Predictions of Famine Wrong Again

December 20, 1997

Many of today's environmental activists can trace their tradition to the late 18th-century's Thomas Robert Malthus. His predictions that population would outstrip food supply and lead to starvation have long since been discredited by actual events.

Predictors of ecological doom over the centuries have a terrible track record.
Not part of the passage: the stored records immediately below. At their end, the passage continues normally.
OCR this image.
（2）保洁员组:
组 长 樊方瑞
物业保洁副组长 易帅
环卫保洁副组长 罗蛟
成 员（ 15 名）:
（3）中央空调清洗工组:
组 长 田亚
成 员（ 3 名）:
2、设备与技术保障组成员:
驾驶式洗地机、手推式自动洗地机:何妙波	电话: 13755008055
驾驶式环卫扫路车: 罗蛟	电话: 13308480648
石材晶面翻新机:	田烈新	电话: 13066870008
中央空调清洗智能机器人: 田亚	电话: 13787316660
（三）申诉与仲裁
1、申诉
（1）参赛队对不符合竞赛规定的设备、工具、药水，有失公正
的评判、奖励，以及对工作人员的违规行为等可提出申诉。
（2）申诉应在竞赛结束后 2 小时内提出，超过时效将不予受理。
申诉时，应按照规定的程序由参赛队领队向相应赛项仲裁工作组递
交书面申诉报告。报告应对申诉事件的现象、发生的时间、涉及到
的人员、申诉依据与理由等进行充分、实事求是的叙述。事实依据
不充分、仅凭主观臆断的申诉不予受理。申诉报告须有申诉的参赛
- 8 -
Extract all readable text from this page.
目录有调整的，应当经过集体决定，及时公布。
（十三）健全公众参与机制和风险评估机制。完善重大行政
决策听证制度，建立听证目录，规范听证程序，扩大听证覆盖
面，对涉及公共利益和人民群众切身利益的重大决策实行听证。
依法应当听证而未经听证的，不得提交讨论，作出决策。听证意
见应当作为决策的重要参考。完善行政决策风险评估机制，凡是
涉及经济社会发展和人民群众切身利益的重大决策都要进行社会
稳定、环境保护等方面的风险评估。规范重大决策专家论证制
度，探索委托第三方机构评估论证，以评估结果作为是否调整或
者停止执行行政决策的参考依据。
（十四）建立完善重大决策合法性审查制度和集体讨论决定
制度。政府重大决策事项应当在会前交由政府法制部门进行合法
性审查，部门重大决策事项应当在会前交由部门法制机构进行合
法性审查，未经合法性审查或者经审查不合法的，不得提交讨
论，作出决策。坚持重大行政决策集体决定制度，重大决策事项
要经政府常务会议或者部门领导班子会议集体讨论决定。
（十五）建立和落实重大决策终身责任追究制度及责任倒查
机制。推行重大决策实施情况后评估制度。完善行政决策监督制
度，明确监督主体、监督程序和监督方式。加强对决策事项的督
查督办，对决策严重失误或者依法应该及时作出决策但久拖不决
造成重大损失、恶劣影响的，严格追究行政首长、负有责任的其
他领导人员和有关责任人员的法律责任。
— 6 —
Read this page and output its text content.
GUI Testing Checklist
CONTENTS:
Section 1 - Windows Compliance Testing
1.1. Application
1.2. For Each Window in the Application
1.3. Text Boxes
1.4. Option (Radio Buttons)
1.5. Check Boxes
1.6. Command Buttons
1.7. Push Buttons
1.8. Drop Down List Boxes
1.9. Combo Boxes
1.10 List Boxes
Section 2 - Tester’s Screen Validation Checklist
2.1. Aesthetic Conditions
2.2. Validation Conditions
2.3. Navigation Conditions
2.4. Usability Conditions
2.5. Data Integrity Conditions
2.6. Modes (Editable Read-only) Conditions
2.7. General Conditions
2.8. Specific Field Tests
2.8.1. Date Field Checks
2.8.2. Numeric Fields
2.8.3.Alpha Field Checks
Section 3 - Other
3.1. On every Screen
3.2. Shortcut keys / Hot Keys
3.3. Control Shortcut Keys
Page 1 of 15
For example:

  • Despite continuing warnings of impending worldwide famine, since 1961 the population of the world has almost doubled, while food production has more than doubled -- resulting in food production rising by 20 percent per capita since then.
  • During the 20th century, federal government agencies have issued numerous grim warnings that U.S. oil reserves would last only another decade or a few years more -- predictions nowhere near the mark.
  • In 1972, the Club of Rome predicted complete depletion of global oil reserves, leading President Jimmy Carter to proclaim shortly afterwards that: "We could use up all the proven reserves of oil in the entire world by the end of the next decade;" but by 1990, unexploited reserves amounted to 900 billion barrels, not including hundreds of billions of barrels of tar shales.
  • An influential report submitted to the president of the United States in 1980, entitled "Global 2000," predicted that food prices would rise between 35 percent and 115 percent by 2000, but since then the world food commodity index has fallen by 50 percent.

Experts note that environmental activists -- faced with such a dismal record of resource prediction -- have abandoned that line for pollution scares.

Hence the present concentration on global warming. That theory is no more viable than previous "sky-is-falling" predictions concerning resources, critics say.